Any artist who opens an album with a track

titled “North Idaho Zombie Rag” is surely not afraid of the dark, and Boise, Idaho jug band trio HILLFOLK NOIR make it clear that they have the market cornered when it comes to haunted Americana. A unique blend of string-band, punk, folk, and country blues (a sound that they call “junkerdash”), Hillfolk Noir’s latest album, POP SONGS FOR ELK, plays like a jukebox collection of ghostly tracks from various traditions and eras, mixed into something completely danceable and infectiously amusing. 

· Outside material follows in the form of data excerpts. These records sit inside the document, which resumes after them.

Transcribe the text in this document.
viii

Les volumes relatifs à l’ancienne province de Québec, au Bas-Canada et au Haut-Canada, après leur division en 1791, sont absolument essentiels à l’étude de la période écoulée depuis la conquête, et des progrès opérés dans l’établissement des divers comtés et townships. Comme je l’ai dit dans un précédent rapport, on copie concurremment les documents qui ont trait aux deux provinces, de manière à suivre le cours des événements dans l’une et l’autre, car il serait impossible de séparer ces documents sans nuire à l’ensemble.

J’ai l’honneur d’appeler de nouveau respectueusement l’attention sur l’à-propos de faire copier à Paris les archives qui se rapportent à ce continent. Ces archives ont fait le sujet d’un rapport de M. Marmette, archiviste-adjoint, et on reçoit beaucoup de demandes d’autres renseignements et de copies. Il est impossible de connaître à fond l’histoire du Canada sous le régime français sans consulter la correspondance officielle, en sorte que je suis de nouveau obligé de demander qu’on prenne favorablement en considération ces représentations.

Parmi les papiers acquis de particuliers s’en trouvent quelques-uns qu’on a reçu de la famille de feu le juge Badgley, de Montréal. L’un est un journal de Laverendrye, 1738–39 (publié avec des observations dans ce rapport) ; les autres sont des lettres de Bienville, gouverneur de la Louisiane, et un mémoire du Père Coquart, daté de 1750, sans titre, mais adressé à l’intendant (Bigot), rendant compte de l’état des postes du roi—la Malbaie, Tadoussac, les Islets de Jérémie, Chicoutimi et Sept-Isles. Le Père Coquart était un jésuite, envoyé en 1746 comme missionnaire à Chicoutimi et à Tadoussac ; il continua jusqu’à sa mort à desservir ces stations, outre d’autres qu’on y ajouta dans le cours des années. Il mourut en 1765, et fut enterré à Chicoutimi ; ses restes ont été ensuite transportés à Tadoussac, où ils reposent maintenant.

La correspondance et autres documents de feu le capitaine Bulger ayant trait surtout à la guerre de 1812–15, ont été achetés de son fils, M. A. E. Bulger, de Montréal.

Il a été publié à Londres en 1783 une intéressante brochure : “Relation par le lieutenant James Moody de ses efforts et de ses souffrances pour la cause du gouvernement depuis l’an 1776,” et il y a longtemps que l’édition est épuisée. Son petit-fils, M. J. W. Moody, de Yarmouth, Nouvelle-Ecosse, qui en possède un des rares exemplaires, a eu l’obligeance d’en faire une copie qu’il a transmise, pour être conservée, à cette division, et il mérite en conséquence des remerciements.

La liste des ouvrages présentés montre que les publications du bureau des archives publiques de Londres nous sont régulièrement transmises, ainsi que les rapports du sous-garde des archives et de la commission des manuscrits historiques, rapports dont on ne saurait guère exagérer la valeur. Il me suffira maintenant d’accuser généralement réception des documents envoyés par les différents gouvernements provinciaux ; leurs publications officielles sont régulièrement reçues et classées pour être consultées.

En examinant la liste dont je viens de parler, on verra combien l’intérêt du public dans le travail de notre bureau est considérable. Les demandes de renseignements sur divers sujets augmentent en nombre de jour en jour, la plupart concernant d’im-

A unique inhabitation of trad mountainy music – An incandescent car crash of blues, medicine show sensibilities, country and rock n’ roll.
— Mary Ann Kennedy, BBC Radio 3

Formed by husband-and-wife team Travis Ward (guitar, suitcase, harmonica, and vocals) and Alison Ward (musical saw, banjo, washboard, and vocals), and double-bassist Mike Waite, Hillfolk Noir recalls the Idaho that existed during the Great Depression—a bleak landscape of barren potato fields, empty-pan miners, deserted logging camps, and displaced Okies. But most intriguing is how the three-piece jug band interprets from this era an underlying energy, adding a colorful shine to an otherwise dark, blurry, dusty, and sepia-toned palette. In other words, as Seattle Weekly puts it, “Hillfolk Noir have fine-tuned their dark, Depression-era jangly blues to become one of the most incredible bands in Boise. They are as honest as they come.”

Most of the tracks on Pop Songs for Elk were recorded live and mixed straight to mono, create a timeless clarity to their sound. Newly-composed songs and jug-band chestnuts merge seamlessly in a ruckus of hard-driving rhythm guitar, beautiful vocal duets, eerie musical saw, and solid bass.  There is an underlying dark humor to many of their songs—just give a listen to jug-band-style “Uncle Jake” or psychedelic “Sniffing Glue Blues.” But there’s also a sensitivity that shows the broad scope of Hillfolk Noir’s junkerdash sound, with Travis Ward’s lonesome croon and simple picking on tracks like “Poor Man’s Love Song” being at once strangely humorous and poignant. “Too authentic to be considered alt anything,” says Michael Deeds of the Idaho Statesman. “Ward is an evocative, charismatic singer-songwriter who embraces diverse shards of Americana. Time-warped kaleidoscopes —sparse, historically reverent and pretty terrific.” Wherever Hillfolk Noir fall on the spectrum of the sound they have coined “junkerdash,” Pop Songs for Elk with have you shuffling your feet and reaching for your whiskey glass.